Slashdot is, of course, a site with an international - but heavily US-slanted - readership. Chances are, then, that most slashdot readers haven't picked up that the UK's biggest high street video games retailer - the Game group (which owns the Game and Gamestation) brands - is in dire financial straits.Slashdot is, of course, a site with an international - but heavily US-slanted - readership. Chances are, then, that most slashdot readers haven't picked up that the UK's biggest high street video games retailer - the Game group (which owns the Game and Gamestation) brands - is in dire financial straits.
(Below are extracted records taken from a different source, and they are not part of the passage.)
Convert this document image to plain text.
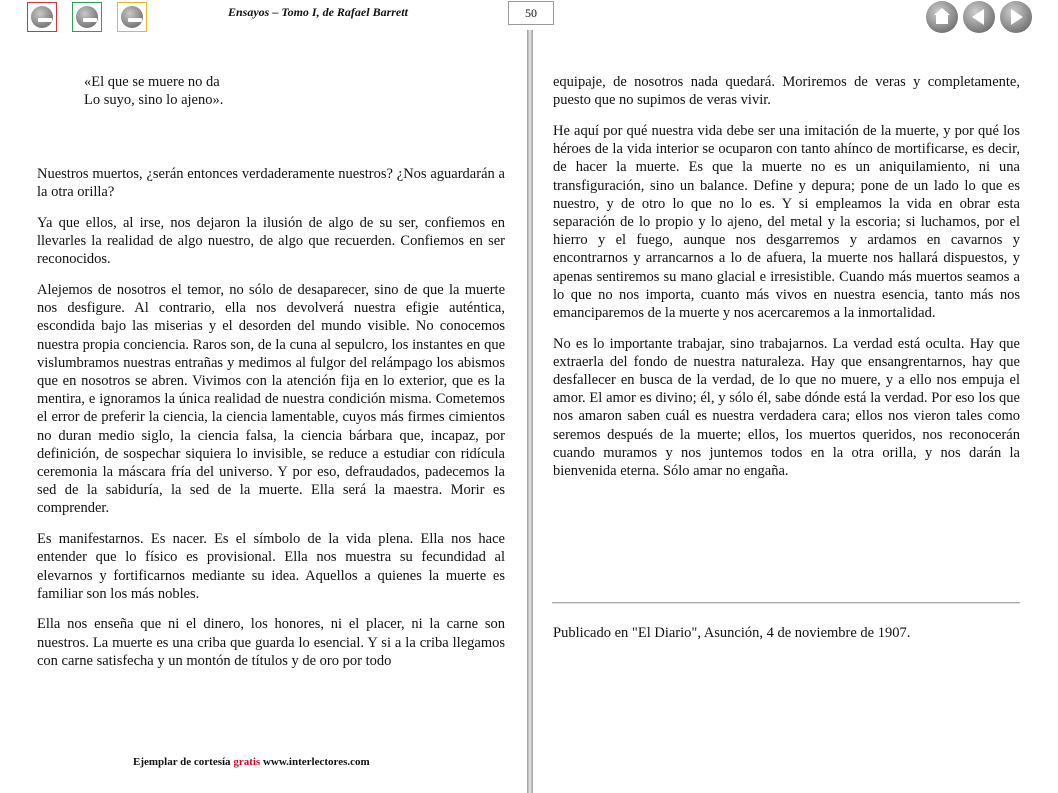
Ensayos – Tomo I, de Rafael Barrett	50
«El que se muere no da
Lo suyo, sino lo ajeno».

Nuestros muertos, ¿serán entonces verdaderamente nuestros? ¿Nos aguardarán a la otra orilla?

Ya que ellos, al irse, nos dejaron la ilusión de algo de su ser, confiemos en llevarles la realidad de algo nuestro, de algo que recuerden. Confiemos en ser reconocidos.

Alejemos de nosotros el temor, no sólo de desaparecer, sino de que la muerte nos desfigure. Al contrario, ella nos devolverá nuestra efigie auténtica, escondida bajo las miserias y el desorden del mundo visible. No conocemos nuestra propia conciencia. Raros son, de la cuna al sepulcro, los instantes en que vislumbramos nuestras entrañas y medimos al fulgor del relámpago los abismos que en nosotros se abren. Vivimos con la atención fija en lo exterior, que es la mentira, e ignoramos la única realidad de nuestra condición misma. Cometemos el error de preferir la ciencia, la ciencia lamentable, cuyos más firmes cimientos no duran medio siglo, la ciencia falsa, la ciencia bárbara que, incapaz, por definición, de sospechar siquiera lo invisible, se reduce a estudiar con ridícula ceremonia la máscara fría del universo. Y por eso, defraudados, padecemos la sed de la sabiduría, la sed de la muerte. Ella será la maestra. Morir es comprender.

Es manifestarnos. Es nacer. Es el símbolo de la vida plena. Ella nos hace entender que lo físico es provisional. Ella nos muestra su fecundidad al elevarnos y fortificarnos mediante su idea. Aquellos a quienes la muerte es familiar son los más nobles.

Ella nos enseña que ni el dinero, los honores, ni el placer, ni la carne son nuestros. La muerte es una criba que guarda lo esencial. Y si a la criba llegamos con carne satisfecha y un montón de títulos y de oro por todo

equipaje, de nosotros nada quedará. Moriremos de veras y completamente, puesto que no supimos de veras vivir.

He aquí por qué nuestra vida debe ser una imitación de la muerte, y por qué los héroes de la vida interior se ocuparon con tanto ahínco de mortificarse, es decir, de hacer la muerte. Es que la muerte no es un aniquilamiento, ni una transfiguración, sino un balance. Define y depura; pone de un lado lo que es nuestro, y de otro lo que no lo es. Y si empleamos la vida en obrar esta separación de lo propio y lo ajeno, del metal y la escoria; si luchamos, por el hierro y el fuego, aunque nos desgarremos y ardamos en cavarnos y encontrarnos y arrancarnos a lo de afuera, la muerte nos hallará dispuestos, y apenas sentiremos su mano glacial e irresistible. Cuando más muertos seamos a lo que no nos importa, cuanto más vivos en nuestra esencia, tanto más nos emanciparemos de la muerte y nos acercaremos a la inmortalidad.

No es lo importante trabajar, sino trabajarnos. La verdad está oculta. Hay que extraerla del fondo de nuestra naturaleza. Hay que ensangrentarnos, hay que desfallecer en busca de la verdad, de lo que no muere, y a ello nos empuja el amor. El amor es divino; él, y sólo él, sabe dónde está la verdad. Por eso los que nos amaron saben cuál es nuestra verdadera cara; ellos nos vieron tales como seremos después de la muerte; ellos, los muertos queridos, nos reconocerán cuando muramos y nos juntemos todos en la otra orilla, y nos darán la bienvenida eterna. Sólo amar no engaña.

Publicado en "El Diario", Asunción, 4 de noviembre de 1907.
Ejemplar de cortesía gratis www.interlectores.com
There have been reports for more than 6 months that the company was in trouble, but things really started to crystalise in January. The company had its stock-insurance withdrawn, meaning that it had to either buy stock on a cash-up-front basis, or reach credit agreements with publishers on a bespoke basis. Within a few weeks of this happening, Game (which I will use from here on as a shorthand for the entire group) began to announce that it wouldn't be able to announce certain new releases.
The first couple were relatively minor; Tekken 3DS was probably the most high profile victim. However, as we moved further into February, higher profile titles started to vanish from the line-up, such as the long-awaited European release of Mistwalker's Wii RPG The Last Story. When the Vita launched in late February, Game wasn't able to stock any of the Ubisoft launch-titles (though it has since reached a deal with Ubisoft that allows it to do so). Of the five Ubisoft launch titles, three were basically shovelware junk, but the other two, Lumines and Rayman Origins, were widely considered to sit alongside Uncharted and Wipeout as the best full-priced games in the launch lineup.
Things got much worse at the very end of February. Over the course of a fairly apocalyptic few hours, Game was forced to announce that it wouldn't be stocking Mass Effect 3, any EA March releases other than SSX, and Mario Party 9. The company was working to reach agreements with EA and Nintendo for future games, but couldn't convincingly promise that it would be able to carry them.
This had the air of catastrophe; Mass Effect 3 is probably the biggest game-launch of the first quarter of 2012. Mario Party 9 was another release that could have been expected to shift huge numbers. Although less remarked on by the gaming press (particularly Eurogamer, who have followed the situation closely), the other EA titles Game wouldn't be carrying included a number of big-franchise casual series, such as FIFA and the Sims, which normally turn massive profits without actually making waves in the more hardcore gaming community.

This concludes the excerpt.